Di particolare interesse, sul piano culturale, l’incontro con Ercole Ongaro, direttore dell’Istituto per la Resistenza di Lodi ed autore del volume sulla Resistenza nonviolenta 1943-45 in quanto “memoria fertile” – per quanto poco ricordata e celebrata – di una Resistenza popolare di massa, fatta con il coraggio delle mani nude, e per questo capace di ispirare oggi le lotte dei nostri tempi. Ma anche di essere punto di riferimento per le proposte educative orientate alla trasformazione nonviolenta dei conflitti, come quelle delle Scuole di Pace di Monte Sole, di Reggio Emilia, di Rocca di Pace Sestola o anche del Forum trentino per la pace, tutte ospiti della Festa. Una ricerca storica che si pone sul solco di quella linea storiografica che Jacques Semelin ha chiamato “Resistenza civile.”

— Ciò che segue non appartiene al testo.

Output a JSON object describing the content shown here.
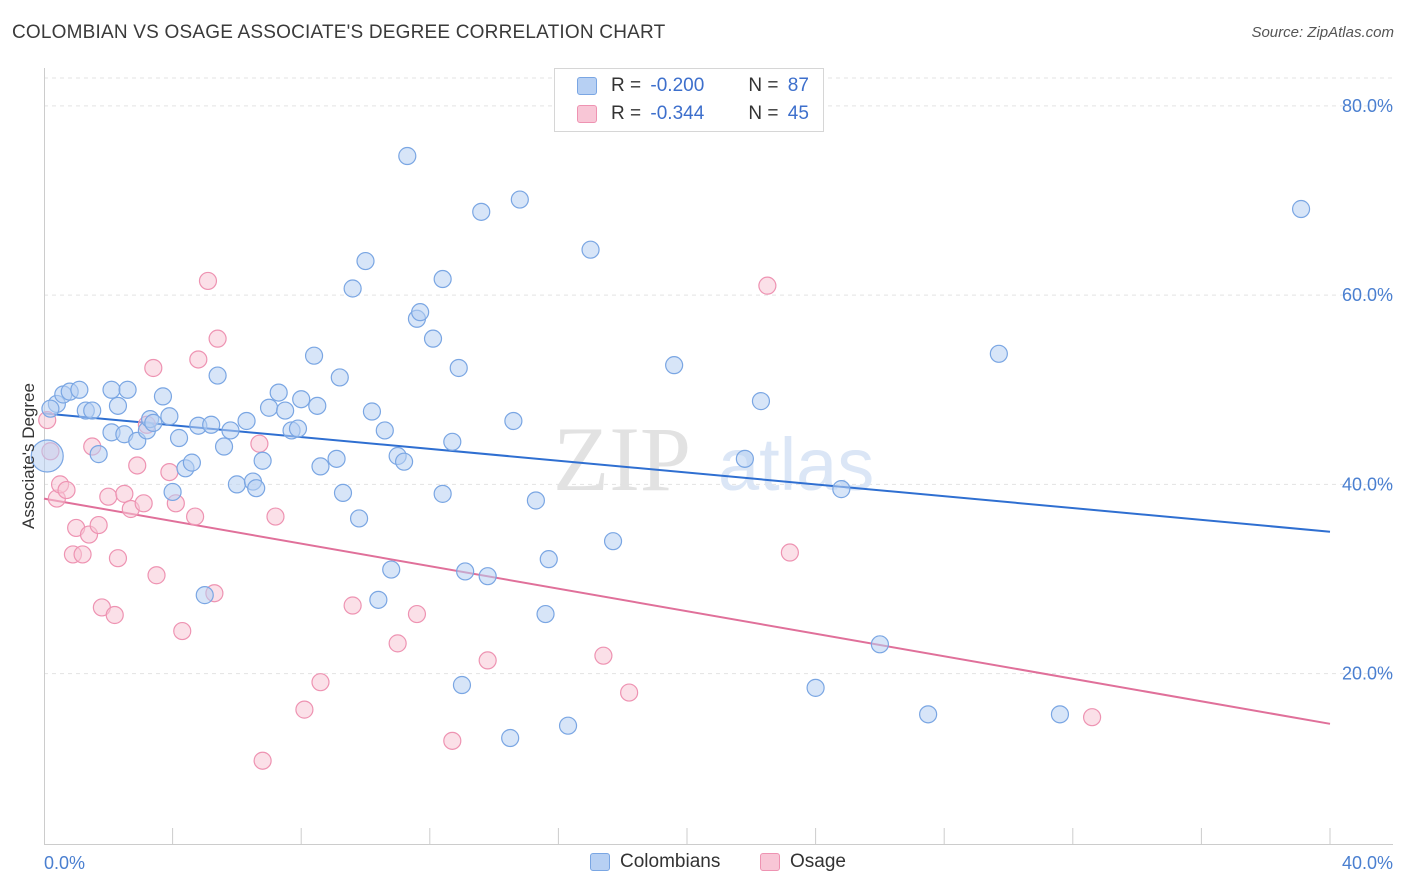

Non è un caso, dunque, che il focus più politico della Festa sia stato quello sulla Campagna per il disarmo e la difesa civile non armata e nonviolenta che – con Francesco Vignarca coordinatore di Rete Disarmo, Licio Palazzini presidente della CNESC, Federico Del Giudice di Rete della Pace – ha illustrato le motivazioni ed i punti salienti della Campagna per la legge di iniziativa popolare che vuole istituire nel nostro Paese il “Dipartimento per la difesa civile non armata e nonviolenta”, comprendente il Servizio civile nazionale, i Corpi civili di pace, la Protezione civile, l‘Istituto di ricerca per la pace. Ossia di una campagna volta a realizzare appieno gli articoli 11 e 52 della Costituzione italiana – nata dalla Resistenza – affinché il “ripudio della guerra” che vollero i Costituenti si incarni nella preparazione effettiva e della “difesa civile”, in quanto diritto dei cittadini alla difesa dei diritti costituzionali ed all’approntamento di mezzi e strumenti nonviolenti per la “risoluzione delle controversie internazionali” . Il 3 luglio la proposta di legge sarà presentata in Cassazione dalle sei Reti che ne sono promotrici, da qual momento per tutti ci sarà da portare avanti un impegno che sarà culturale e politico insieme.
Ancora una volta, come è sempre avvenuto per le campagne di civiltà in questi 50 anni trascorsi, Azione nonviolenta ne sarà prezioso strumento di approfondimento e diffusione.